As Judit Bényei, the longest-serving member of the jury put it, she does not necessarily regard the competition as such. “I think of it more as a great opportunity for young people interested in creative problem solving to encounter intriguing challenges and flex their imagination around important subjects that have the potential to make for a more liveable future”, she said. She is rooting for them to have the power to make a difference and persuade the previous generations to work together with them. For her, an important goal of the competition is to encourage more positive thinking around the future. 

Other members of the jury include Deputy Rector Pál Koós, architect, illustrator, and former MOME teacher Noémi Mónus, and Finland-based Hungarian education development researcher Kristóf Fenyvesi. The latter two have been involved in the jury’s work for the first time. 

Noémi Mónus is feeling excited about this new challenge. “I love the idea of prompting the latest generation to start using their brains at the earliest possible age, because they are the ones who will be the most exposed to threats such as climate change. I also believe that we are currently experiencing a crisis of sustainability, and I am very curious to learn what kind of vision teenagers today can create with a fresh mind.” 
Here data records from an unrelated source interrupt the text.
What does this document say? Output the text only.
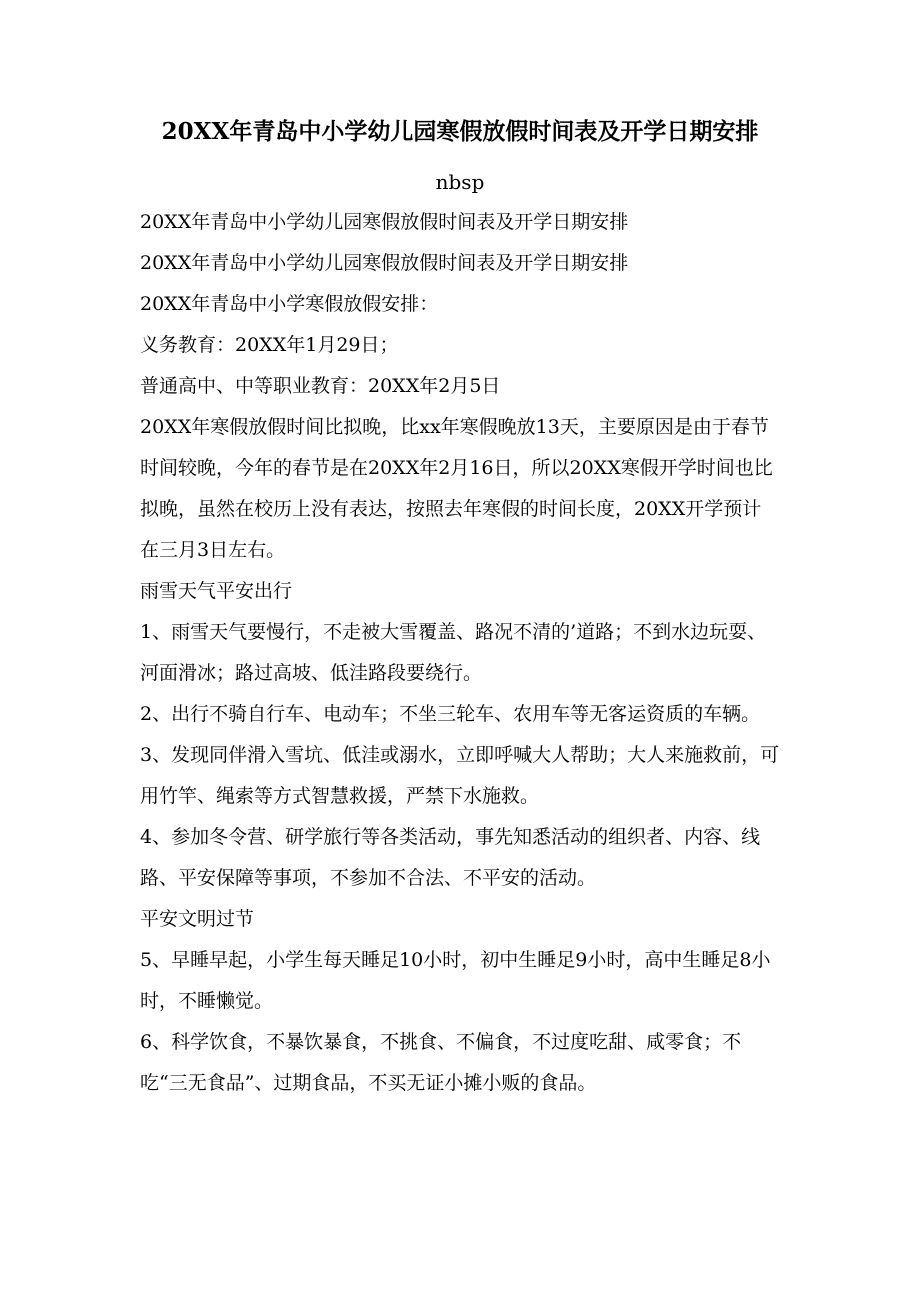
20XX年青岛中小学幼儿园寒假放假时间表及开学日期安排
nbsp

20XX年青岛中小学幼儿园寒假放假时间表及开学日期安排

20XX年青岛中小学幼儿园寒假放假时间表及开学日期安排

20XX年青岛中小学寒假放假安排：

义务教育：20XX年1月29日；

普通高中、中等职业教育：20XX年2月5日

20XX年寒假放假时间比拟晚，比xx年寒假晚放13天，主要原因是由于春节时间较晚，今年的春节是在20XX年2月16日，所以20XX寒假开学时间也比拟晚，虽然在校历上没有表达，按照去年寒假的时间长度，20XX开学预计在三月3日左右。

雨雪天气平安出行

1、雨雪天气要慢行，不走被大雪覆盖、路况不清的’道路；不到水边玩耍、河面滑冰；路过高坡、低洼路段要绕行。

2、出行不骑自行车、电动车；不坐三轮车、农用车等无客运资质的车辆。

3、发现同伴滑入雪坑、低洼或溺水，立即呼喊大人帮助；大人来施救前，可用竹竿、绳索等方式智慧救援，严禁下水施救。

4、参加冬令营、研学旅行等各类活动，事先知悉活动的组织者、内容、线路、平安保障等事项，不参加不合法、不平安的活动。

平安文明过节

5、早睡早起，小学生每天睡足10小时，初中生睡足9小时，高中生睡足8小时，不睡懒觉。

6、科学饮食，不暴饮暴食，不挑食、不偏食，不过度吃甜、咸零食；不吃“三无食品”、过期食品，不买无证小摊小贩的食品。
Dr. Kristóf Fenyvesi specialises in interdisciplinary learning (STEM & STEAM) and the relationship between mathematics and art. He is a research fellow at Finnish Institute for Education Research, University of Jyväskylä, founded the Experience Workshop, is currently working on developing learning opportunities of the DigiEduHack programme of the European Commission, and coordinates the community events of the world’s largest mathematics-art organisation, the Bridges Organization. “I would like to step out of my comfort zone, be exposed to unexpected experiences, be shaken in my confirmed beliefs, and encounter new and fresh ideas”, he said summing up his motivations for serving in the jury.  

Judging form the entries submitted, he will have ample opportunity to do so. There are many remarkable projects including several ones reflecting on public education. These involve intriguing novel methodologies to help teachers and reduce their workload. Also in previous years, entries would largely focus on a subject that dominated the given period, such as COVID in 2021 and the war in 2022. 

This year’s entries include many product design, architecture, and service design solutions. Another interesting fact is that in contrast with the predominantly dystopic entries before, now there are more with an entertaining and utopistic angle. 
The winner of the main prize – a MakerBot Sketch 3D offered by Varinex Zrt. – will be revealed at the award ceremony held on 26 June on the MOME Campus concluding months of creative work.